The US TV version of Shameless appears to look flawless on Blu-ray.

The series that TV2 buried late-night has “a beautiful 1.78:1/1080p transfer to Blu-ray. The picture is sharp, with bright colours, decent black levels, and excellent balance.”

“Shot in high-definition but resembling 35mm film, Shameless looks great on Blu-ray (in 1.78:1 format) and, Los Angeles filming aside, really captures the cold gray skies and muted colours of the American Midwest.”

Season one of SoHo’s How to Make It In America also makes it on to Blu-ray this week.

“The Big Apple is captured nicely in a sharp and clean 35mm production that is rendered to Blu-ray in a typically strong transfer from HBO.

“I’d say that at times the picture perhaps looks a little on the dark side overall, as if it could just have its overall gamma brightened a tad, but outside of that there’s a nice layer of grain and little noise.”

Detail is exceptional, and each scene is crystal clear. Depth is impressive, as is texture, and every skyscraper, speeding taxi and denim sample benefits from the high-definition treatment.”

Also bowing for the first time on Blu-ray is the BBC sci-fi series that TV2 relegates to late night, and in SD, Primeval.

With series four’s release in HD, “Primeval has never looked better, and couldn’t really, even if its fans wanted it to …

“Like Doctor Who and Torchwood’s Blu-ray releases, some viewers will take issue with Primeval’s interlaced presentation, the noise that occasionally creeps into the image, and the shoddier visual effects, which become an even greater eyesore in high definition.

“In motion, though, the ‘I’ in 1080i is an absolute non-issue, any noise that appears is inherent to the source, and hit-or-miss visual effects shouldn’t count as a strike against the quality of the encode.”

While Futurama languishes in SD on Four, season six now can be seen on Blu-ray.

“The 1080p presentations are pretty stellar for the type of 2D animation involved. Fans will be tickled to see how crystal clear the animation looks on Blu-ray.”

“Digital animation, especially at the hi-def level, should be perfect – and this is.
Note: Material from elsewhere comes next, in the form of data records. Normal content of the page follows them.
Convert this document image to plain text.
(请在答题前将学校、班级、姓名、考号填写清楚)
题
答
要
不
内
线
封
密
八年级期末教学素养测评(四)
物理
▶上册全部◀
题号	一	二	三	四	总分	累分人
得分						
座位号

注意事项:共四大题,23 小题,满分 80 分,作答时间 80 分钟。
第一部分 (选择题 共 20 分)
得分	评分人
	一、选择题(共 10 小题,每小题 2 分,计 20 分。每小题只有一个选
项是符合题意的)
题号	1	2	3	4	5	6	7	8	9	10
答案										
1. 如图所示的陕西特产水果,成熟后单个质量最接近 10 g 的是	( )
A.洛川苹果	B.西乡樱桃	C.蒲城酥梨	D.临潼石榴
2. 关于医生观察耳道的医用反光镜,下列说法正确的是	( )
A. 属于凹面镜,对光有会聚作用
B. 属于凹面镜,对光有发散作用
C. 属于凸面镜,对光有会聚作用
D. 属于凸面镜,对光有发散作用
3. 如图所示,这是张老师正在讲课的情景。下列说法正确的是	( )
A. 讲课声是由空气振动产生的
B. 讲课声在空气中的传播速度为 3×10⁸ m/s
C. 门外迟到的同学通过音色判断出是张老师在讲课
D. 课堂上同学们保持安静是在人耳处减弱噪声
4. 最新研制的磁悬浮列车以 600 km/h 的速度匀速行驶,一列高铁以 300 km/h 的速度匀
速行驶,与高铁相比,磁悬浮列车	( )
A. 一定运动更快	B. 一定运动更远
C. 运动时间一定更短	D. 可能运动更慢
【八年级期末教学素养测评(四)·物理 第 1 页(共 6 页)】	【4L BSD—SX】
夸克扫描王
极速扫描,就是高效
There are none of the deficiencies associated film-to-digital like noise and artifacts.

“This is exactly how the animators and ‘creators’ intended it to look.”

Top Gear is another casualty of Luddite TV, with Sky refusing to upgrade the channel it airs on, Prime, to HD.

At least the BBC is releasing the show on to Blu-ray relatively quickly. Series 18 was the latest to screen here and the 17th is out this week.

“With the conversion to high definition now complete, season 17 definitely highlights the benefits of the overall upgrade.

“As usual, the studio material is crisp and clean, and loaded with details, but now the filmed footage matches it in quality and clarity.

“There are sequences here so slick that they remind you of the best that 2012 Hollywood has to offer. The 1080i/AVC-encode remains totally realistic and life-like, with few of the flaws found in previous releases.”

Minor but pervasive aliasing is the biggest issue videophiles will note, followed by intermittent artifacting and a bit of occasional noise.

“Then there are the in-vehicle shots, captured via lower quality, standard definition cameras, all of which pale in comparison to the footage captured in the studio and in the moments before the trio climb into whatever hatchbacks, sports cars or machines of destruction they assemble for any particular episode.

“Otherwise, there isn’t much to complain about.”